La députée Karine Trudel et le capitaine Pierre Pelletier ont accueilli les recrues Jennifer Chamberland, de Saint-Honoré, la Laterroise Mahée B.-Dumont, la Baieriveraine Gabrielle Paquette, la Chicoutimienne Audrey (Jacynthe) Tremblay, la Baieriveraine Audrey (Nancy) Tremblay, Tania Violette et Sophie Lajoie.

Sept femmes joignent les rangs de l'armée

Sept femmes ont joint les rangs des Forces armées canadiennes, jeudi. Elles ont été assermentées au centre de recrutement du détachement de Chicoutimi, témoignant des efforts que les forces mettent, depuis quelques années, pour combler le fossé qui les sépare des hommes.

C’est d’ailleurs avec beaucoup de fierté que la députée néodémocrate de Jonquière, Karine Trudel, a agi comme présidente d’honneur de la cérémonie.

« En politique aussi, nous ne sommes pas beaucoup de femmes et je suis très fière de vous voir opter vous aussi pour servir votre pays. Vous entreprenez une carrière exigeante sur le plan physique et mental où l’équilibre est important », a-t-elle mentionné.

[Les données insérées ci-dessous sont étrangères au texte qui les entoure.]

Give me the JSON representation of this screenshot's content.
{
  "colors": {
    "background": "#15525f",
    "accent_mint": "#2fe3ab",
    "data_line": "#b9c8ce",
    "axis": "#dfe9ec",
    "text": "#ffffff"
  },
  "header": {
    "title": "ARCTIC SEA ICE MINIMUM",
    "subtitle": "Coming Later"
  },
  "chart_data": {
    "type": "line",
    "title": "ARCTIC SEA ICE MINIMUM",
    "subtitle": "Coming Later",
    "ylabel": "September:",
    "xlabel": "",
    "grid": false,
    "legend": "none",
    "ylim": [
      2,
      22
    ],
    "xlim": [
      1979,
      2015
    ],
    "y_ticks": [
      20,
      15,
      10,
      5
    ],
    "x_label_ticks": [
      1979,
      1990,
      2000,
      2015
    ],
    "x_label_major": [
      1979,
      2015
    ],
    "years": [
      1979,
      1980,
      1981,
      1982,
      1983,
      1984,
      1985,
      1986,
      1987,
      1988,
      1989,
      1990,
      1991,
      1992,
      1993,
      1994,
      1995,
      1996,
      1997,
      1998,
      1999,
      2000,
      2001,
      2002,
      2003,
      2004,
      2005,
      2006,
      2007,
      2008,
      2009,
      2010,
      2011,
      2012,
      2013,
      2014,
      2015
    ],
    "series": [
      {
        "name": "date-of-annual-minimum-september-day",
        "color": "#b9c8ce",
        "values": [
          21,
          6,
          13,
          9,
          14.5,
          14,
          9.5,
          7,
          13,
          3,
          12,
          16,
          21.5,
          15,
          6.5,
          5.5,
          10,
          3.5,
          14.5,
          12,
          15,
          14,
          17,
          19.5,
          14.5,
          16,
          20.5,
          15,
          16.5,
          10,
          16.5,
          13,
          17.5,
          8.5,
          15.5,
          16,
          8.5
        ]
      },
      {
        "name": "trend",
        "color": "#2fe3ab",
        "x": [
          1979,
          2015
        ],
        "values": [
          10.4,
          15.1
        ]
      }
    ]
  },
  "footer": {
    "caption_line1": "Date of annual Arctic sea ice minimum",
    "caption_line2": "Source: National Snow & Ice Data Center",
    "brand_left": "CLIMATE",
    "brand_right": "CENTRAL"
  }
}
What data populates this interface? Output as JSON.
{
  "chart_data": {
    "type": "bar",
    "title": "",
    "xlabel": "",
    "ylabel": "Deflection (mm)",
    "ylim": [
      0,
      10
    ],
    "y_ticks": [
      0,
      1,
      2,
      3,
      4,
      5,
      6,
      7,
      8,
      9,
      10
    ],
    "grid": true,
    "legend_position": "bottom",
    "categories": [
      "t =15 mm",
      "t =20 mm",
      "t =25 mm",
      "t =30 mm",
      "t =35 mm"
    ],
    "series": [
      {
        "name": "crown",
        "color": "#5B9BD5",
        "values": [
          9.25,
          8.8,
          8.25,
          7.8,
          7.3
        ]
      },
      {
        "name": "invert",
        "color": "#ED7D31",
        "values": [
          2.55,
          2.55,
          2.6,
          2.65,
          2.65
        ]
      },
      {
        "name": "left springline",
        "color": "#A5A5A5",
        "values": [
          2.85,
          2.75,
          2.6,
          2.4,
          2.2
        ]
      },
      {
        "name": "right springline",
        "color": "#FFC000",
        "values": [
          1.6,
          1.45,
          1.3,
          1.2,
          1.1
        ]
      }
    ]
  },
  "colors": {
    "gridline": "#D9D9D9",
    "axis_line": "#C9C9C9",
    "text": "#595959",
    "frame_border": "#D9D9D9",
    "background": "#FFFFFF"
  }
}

Plus tard en entrevue, elle a souligné l’importance des tâches qui incombent à celles qui choisissent les métiers plus loin de la ligne de front pour supporter l’appareil militaire, comme ce fut le cas jeudi après-midi. Elles seront administratrices des finances, technicienne en plomberie-chauffage et techniciennes en approvisionnement. De même, elle constate tous les efforts consentis par l’armée, au cours des dernières années, pour atteindre une plus grande parité hommes-femmes et réprimer les inconduites qui avaient terni son image.

Conjoints

Pour trois d’entre elles, l’appel sous les drapeaux est venu du conjoint militaire. Ce fut le cas de Sophie Lajoie, qui a reçu son certificat d’enrôlement des mains de son conjoint, le caporal Marc-André Guillemette, technicien d’entretien spécialisé dans les équipements de sécurité (système d’éjection et extincteur) des CF-18. La femme de 33 ans, qui a travaillé pour des entreprises civiles d’aviation, poursuivra sa carrière en uniforme comme technicienne en approvisionnement pour l’Aviation royale canadienne. « Pour moi, c’était important de ne pas avoir à sacrifier ma carrière pour suivre mon conjoint (lorsqu’il sera muté ailleurs qu’à Bagotville) », affirme celle qui était à l’emploi de Discovery Air, l’entreprise propriété d’anciens pilotes de CF-18 qui exploite une flotte d’Alpha Jet servant d’ennemis lors des vols d’entraînement des escadrons de chasse. En joignant l’ARC, je pourrai donc le suivre tout en continuant de travailler », dit-elle.

Évidemment, la décision a demandé une bonne période de réflexion: « Au fil du temps, je me suis rendu compte que la vie de militaire me convenait et j’ai décidé de faire le saut. Aujourd’hui, si c’était à refaire, j’aurais joint les forces plus tôt. »

Le commandant du détachement de Chicoutimi, le capitaine Pierre Pelletier, confirme que la Défense nationale accommode généralement les conjoints lorsqu’ils sont assignés à une base militaire, pour ne pas séparer les familles. « Les décisions sont en fonction des besoins du service, mais on essaye d’accommoder tout le monde. Pour nous, le noyau familial est très important et ce n’est pas pour rien que le mot famille est revenu souvent pendant la cérémonie d’assermentation. Lorsqu’un militaire est déployé, il faut qu’il ait le soutien de sa famille et, de notre côté, nous devons la supporter. En Afghanistan, on a constaté qu’un soldat avec une famille stable avait toute sa tête concentrée sur sa mission. »

De son côté, l’aspirant militaire doit cependant choisir un métier qui doit être compatible sur toutes les bases s’il veut être en mesure de suivre son conjoint.

Les Forces armées canadiennes ont 8000 emplois à combler, dont 5000 à temps complet, et visent à atteindre une proportion de 25 % de femmes, alors qu’elle est actuellement de 15 %. Il n’y a pas d’âge limite pour s’enrôler, mais l’âge obligatoire de la retraite est fixé à 60 ans et le militaire doit servir au moins trois ans après sa formation.